To be agreed and attached post-execution.


EXHIBIT A

1. Promotion

a. SRI may promote the Hybrid Kits in any fashion or media desired to include collateral material, the SRI WEB site, advertising, etc., provided the promotion does not convey a perceived/implied endorsement of or bias for reusable drape and gown products over Convertors disposables by Presource.

b. Subject to Section 9.7 of the Agreement, SRI may identify Cardinal Health as our channel partner in our promotion materials and may use the Cardinal Health logo in doing so. Cardinal Health must approve the use of the Cardinal Health logo and channel partner designation.

c. SRI may invite Cardinal Health staff to participate in its trade show properties as part of the Cardinal Health channel partner program, provided Convertors is not a participant at the same show.

d. SRI may identify the channel partner relationship with Cardinal Presource in its marketing communications material used in its booth properties.

e. The parties will share marketing and promotional expenses as follows: SRI: 70%; Cardinal Health: 30%.

2. Sales Activities

a. The Cardinal/Presource sales force may work with the SRI sales force in the following ways:

(i) Cardinal Presource will share its sales and marketing roster information to include email addresses with SRI for the purposes of communicating with these individuals to facilitate the implementation of the relationship. SRI may use these email addresses for the purpose of communicating with the Cardinal Presource sales force regarding sales opportunities for the Hybrid Kit. Any SRI produced sales and marketing promotion materials (with approved use of Cardinal Health channel partner and logo designation) for the Hybrid Kit shall be distributed and communicated through the Cardinal Presource marketing organization unless otherwise agreed upon in advance.

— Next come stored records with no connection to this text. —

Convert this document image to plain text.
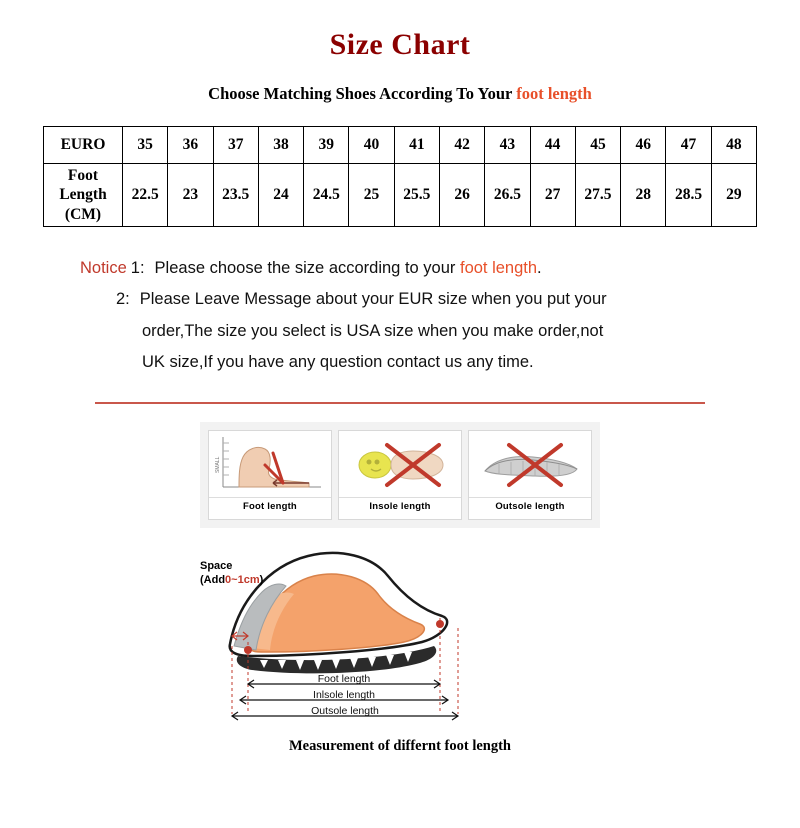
Size Chart
Choose Matching Shoes According To Your foot length
EURO	35	36	37	38	39	40	41	42	43	44	45	46	47	48

Foot
Length
(CM)	22.5	23	23.5	24	24.5	25	25.5	26	26.5	27	27.5	28	28.5	29
Notice 1: Please choose the size according to your foot length.
2: Please Leave Message about your EUR size when you put your
order,The size you select is USA size when you make order,not
UK size,If you have any question contact us any time.
SMALL
Foot length	Insole length	Outsole length
Space
(Add0~1cm)
Foot length
Inlsole length
Outsole length
Measurement of differnt foot length
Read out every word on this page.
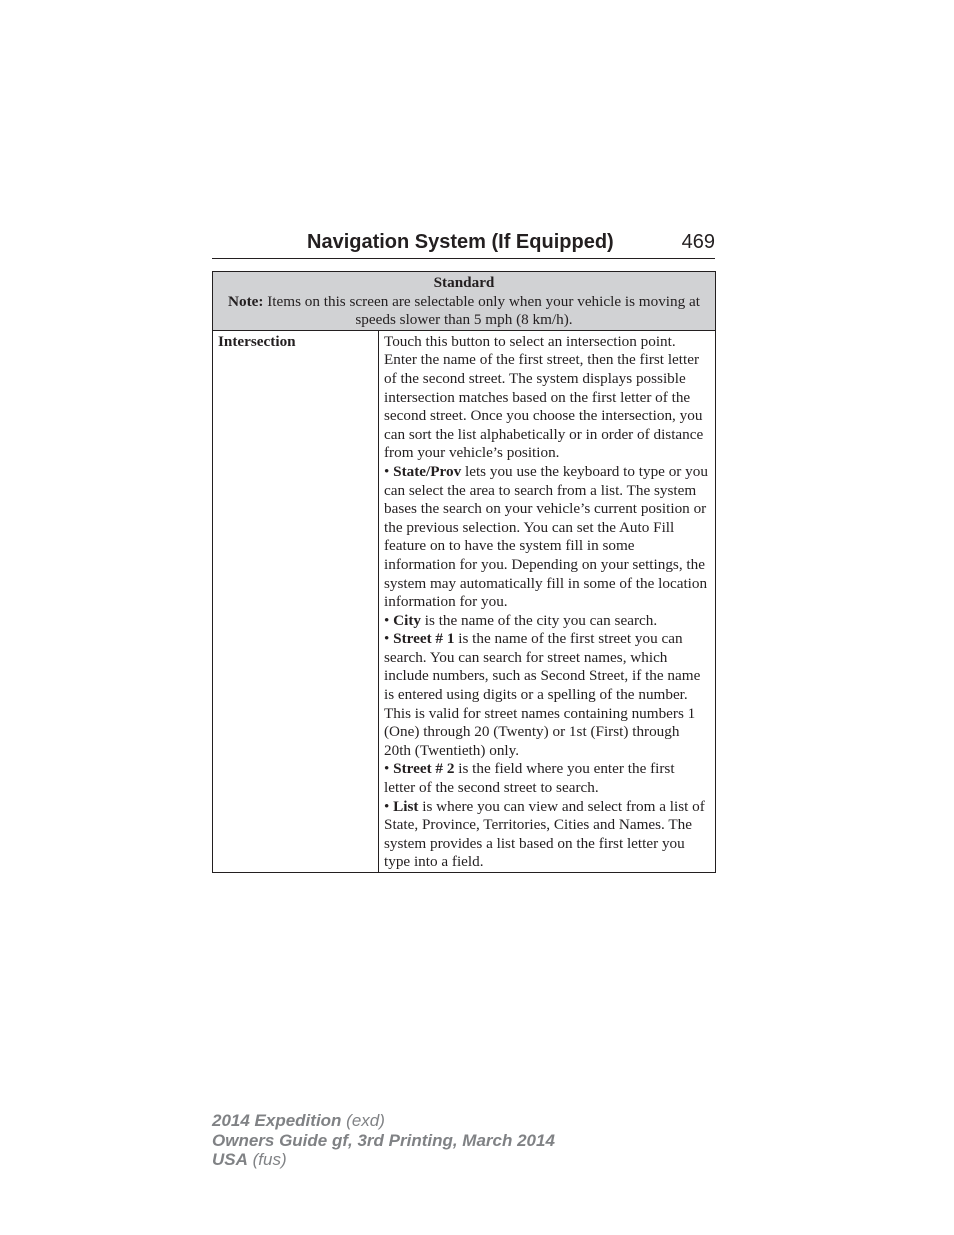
Navigation System (If Equipped)	469
Standard
Note: Items on this screen are selectable only when your vehicle is moving at speeds slower than 5 mph (8 km/h).
Intersection	Touch this button to select an intersection point. Enter the name of the first street, then the first letter of the second street. The system displays possible intersection matches based on the first letter of the second street. Once you choose the intersection, you can sort the list alphabetically or in order of distance from your vehicle’s position.

• State/Prov lets you use the keyboard to type or you can select the area to search from a list. The system bases the search on your vehicle’s current position or the previous selection. You can set the Auto Fill feature on to have the system fill in some information for you. Depending on your settings, the system may automatically fill in some of the location information for you.

• City is the name of the city you can search.

• Street # 1 is the name of the first street you can search. You can search for street names, which include numbers, such as Second Street, if the name is entered using digits or a spelling of the number. This is valid for street names containing numbers 1 (One) through 20 (Twenty) or 1st (First) through 20th (Twentieth) only.

• Street # 2 is the field where you enter the first letter of the second street to search.

• List is where you can view and select from a list of State, Province, Territories, Cities and Names. The system provides a list based on the first letter you type into a field.

2014 Expedition (exd)
Owners Guide gf, 3rd Printing, March 2014
USA (fus)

(ii) Coordinate and hold joint calls with customers to introduce, explain, and present the Hybrid Kit concept.

(iii) Coordinate and hold joint calls to present customer requested Hybrid Kit quotations/proposals and RFP responses.

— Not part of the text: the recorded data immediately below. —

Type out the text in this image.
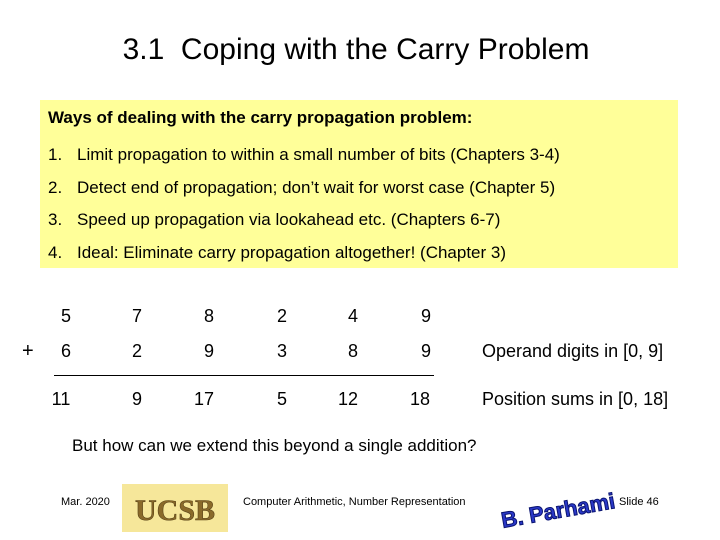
3.1  Coping with the Carry Problem
Ways of dealing with the carry propagation problem:
1. Limit propagation to within a small number of bits (Chapters 3-4)
2. Detect end of propagation; don’t wait for worst case (Chapter 5)
3. Speed up propagation via lookahead etc. (Chapters 6-7)
4. Ideal: Eliminate carry propagation altogether! (Chapter 3)
5	7	8	2	4	9
+	6	2	9	3	8	9	Operand digits in [0, 9]
11	9	17	5	12	18	Position sums in [0, 18]
But how can we extend this beyond a single addition?
Mar. 2020 UCSB	Computer Arithmetic, Number Representation B. Parhami Slide 46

(iv) Arrange meetings of the SRI’s sales and marketing staff with the Cardinal/Presource training group for the purpose of acquainting them with concepts and elements of the reusable components of the Hybrid Kit offering.


(v) Arrange SRI plant tours for Cardinal/Presource sales and marketing staff to prepare for prospective customer tours.

(vi) Arrange joint meetings with customers who have purchased the Hybrid Kit or who are SRI Legacy Customers and therefore are now dependent upon their disposable support coming from Cardinal/Presource.

(vii) Cardinal/Presource and SRI will mutually share leads and customer initiated interest in the Hybrid Kit concept.

3. Quotations and RFP responses

a. Cardinal/Presource staff will support SRI staff (including the sales forces) in configuring and pricing the Hybrid Kit quotations/proposals and RFP responses.

b. All Hybrid Kit quotations/proposals and RFP responses must be approved by duly authorized representatives of both parties prior to presentation or transmittal to a prospective customer.

c. SRI will construct and package the Hybrid Kit quotations/proposals and RFP responses.

d. SRI will provide copies of these Hybrid Kit quotations/proposals and RFP responses to Cardinal Presource.

e. The SRI quotation/proposal and RFP response package may reference the channel partner relationship and may contain use of the Cardinal Health logo as appropriate.

4. Customer Initiated Interest

In the event a Cardinal Presource/Convertors Legacy Customer expresses an interest in a Hybrid Kit solution, Cardinal/Presource will be free to work with SRI to engage that customer. This applies to all customers including those belonging to the GPO’s or under an existing government contract.

5. GPO and Government promotion

SRI may promote the Hybrid Kit with Cardinal Presource as its channel partner to all GPO’s and government entities. Any GPO contracting arrangements for the Hybrid Program must be approved by both parties prior to any official contractual arrangements.